In another aspect, the present invention provides a kind of freeze drying protectant as described above in freeze-drying Listeria monocytogenes standard substance
In application.
Compared with the existing technology, the invention has the following advantages:
Freeze drying protectant according to the present invention is the freeze drying protectant for being directed to Listeria monocytogenes standard substance, is passed through
Four kinds of skim milk, polyvinylpyrrolidone, sucrose and tyrosine special components are cooperated with specific mass percentage,
Can be synergistic, the Listeria monocytogenes standard substance after making freeze-drying reaches higher viable bacteria rate, and after through a long time storage its
Viable bacteria rate can still maintain higher level.Freeze-drying store method simple possible according to the present invention, it is easily operated, make
The viable bacteria rate of Listeria monocytogenes standard substance freeze-drying prods made from this method is higher.
Specific embodiment
Further to illustrate technological means and its effect adopted by the present invention, below in conjunction with preferred implementation of the invention
Example to further illustrate the technical scheme of the present invention, but the present invention is not limited in scope of embodiments.
Key instrument involved in following all examples and comparative example includes the following: with reagent
Biohazard Safety Equipment (Labconco company, the U.S.);Freeze drier (Labconco company, the U.S.);Constant incubator
(Shanghai Hui Tai instrument manufacturing Co., Ltd);High-pressure sterilizing pot (Shenan Medical Appliances Factory, Shanghai);Milli-Q pure water meter (the U.S.
Merck & Co., Inc.);Electronic balance (Mettler Toled company, the U.S.);Ultra low temperature freezer (thermo company, the U.S.);Pai Dashi is equal
Matter device (French Interscience company).
Listeria Monocytogenes (Listeria monocytogenes) reference culture (ATCC strain number
19115);Listeria spp chromogenic culture medium (Beijing Luqiao Technology Co., Ltd.);Listeria enrichment broth base (LB1, LB2)

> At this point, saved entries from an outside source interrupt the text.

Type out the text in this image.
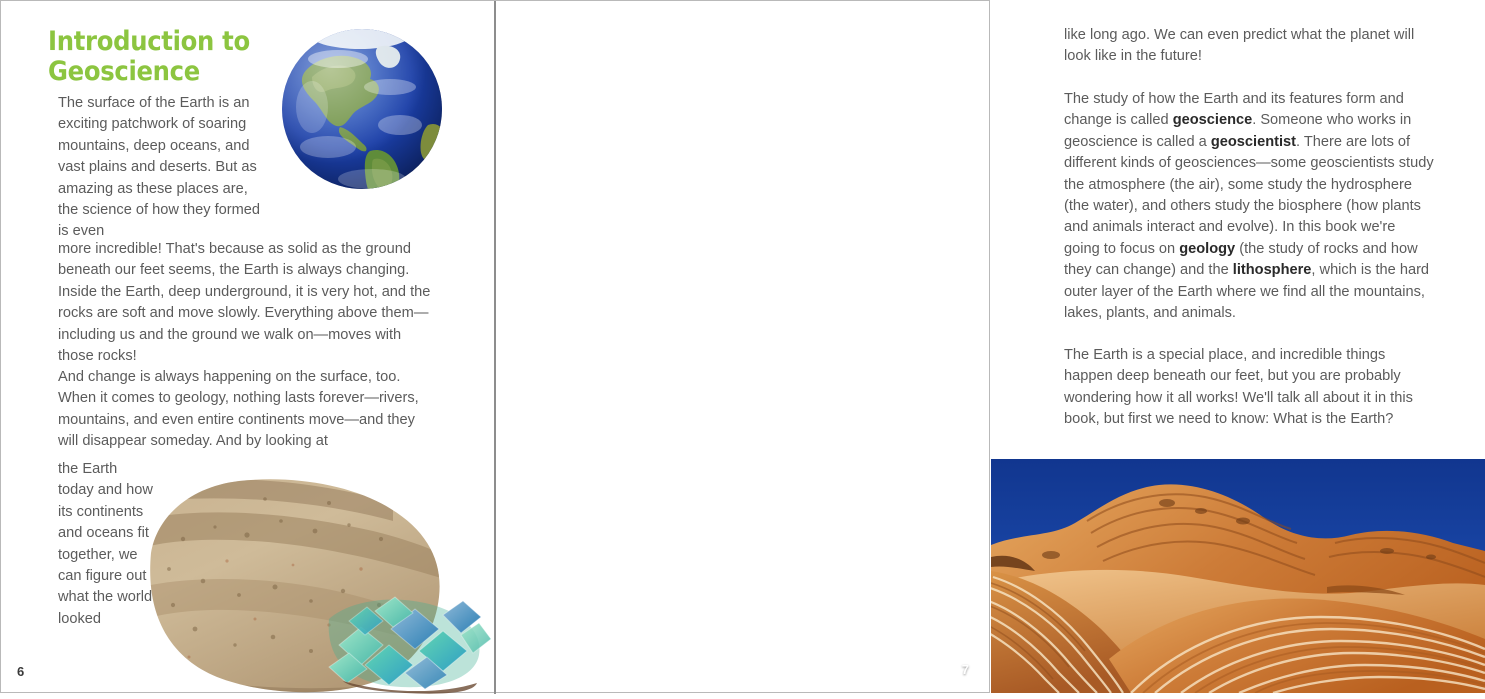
Introduction to Geoscience
The surface of the Earth is an exciting patchwork of soaring mountains, deep oceans, and vast plains and deserts. But as amazing as these places are, the science of how they formed is even
more incredible! That's because as solid as the ground beneath our feet seems, the Earth is always changing. Inside the Earth, deep underground, it is very hot, and the rocks are soft and move slowly. Everything above them—including us and the ground we walk on—moves with those rocks!
And change is always happening on the surface, too. When it comes to geology, nothing lasts forever—rivers, mountains, and even entire continents move—and they will disappear someday. And by looking at
the Earth today and how its continents and oceans fit together, we can figure out what the world looked
6
like long ago. We can even predict what the planet will look like in the future!
The study of how the Earth and its features form and change is called geoscience. Someone who works in geoscience is called a geoscientist. There are lots of different kinds of geosciences—some geoscientists study the atmosphere (the air), some study the hydrosphere (the water), and others study the biosphere (how plants and animals interact and evolve). In this book we're going to focus on geology (the study of rocks and how they can change) and the lithosphere, which is the hard outer layer of the Earth where we find all the mountains, lakes, plants, and animals.
The Earth is a special place, and incredible things happen deep beneath our feet, but you are probably wondering how it all works! We'll talk all about it in this book, but first we need to know: What is the Earth?
7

(Beijing Luqiao Technology Co., Ltd.);Trypticase soy yeast extract agar (TSA-YE) (the limited duty of Beijing overpass technology
Ren company);Phosphate buffer (Beijing Luqiao Technology Co., Ltd.);0.85% sterile saline (Beijing overpass skill
Art Co., Ltd);Digested tankage (Shanghai City metrological testing technology research self-control);Skim milk (De Yun company);Polyethylene pyrrole
Pyrrolidone (Chinese medicines group);Tyrosine (Chinese medicines group);Sucrose (Chinese medicines group).
Embodiment 1
The present embodiment carries out resurrection, identification and the culture of strain, and concrete operations are as follows:
The standard Listeria Monocytogenes strain of freezen protective is crossed resurrection on nutrient agar, 37 DEG C of cultures
18h-24h.It picks from the plate single Listeria monocytogenes and falls and be inoculated into nutrient broth, 37 DEG C, cultivate 18h-24h, take bacterium
Liquid is inoculated on TSA-YE culture medium, and 37 DEG C to after growing bacterium colony, carry out after Gram's staining the bacterium arrangement in micro- sem observation
In rod-short, size is about (0.4 μm -0.5 μm) × (0.5 μm -2.0 μm), random picking colony VITEK full-automatic biochemical point
Analyzer is identified that the single bacterium colony of picking pure culture punctures SIM dynamic culture base, 30 DEG C of culture 48h, on SIM culture medium
Side is grown in umbrella, and the single bacterium colony of picking pure culture is punctured on blood plate, 37 DEG C of culture 48h, haemolysis circle is narrow, it is clear,
Bright, to sum up experimental result, is finally accredited as Listeria monocytogenes.
Embodiment 2
The present embodiment provides a kind of freeze drying protectant for Listeria monocytogenes standard substance, the freeze drying protectant is pressed
Mass percentage meter includes following component: skim milk 50%, polyvinylpyrrolidone 0.5%, sucrose 4%, tyrosine
0.5%, solvent is sterile distilled water.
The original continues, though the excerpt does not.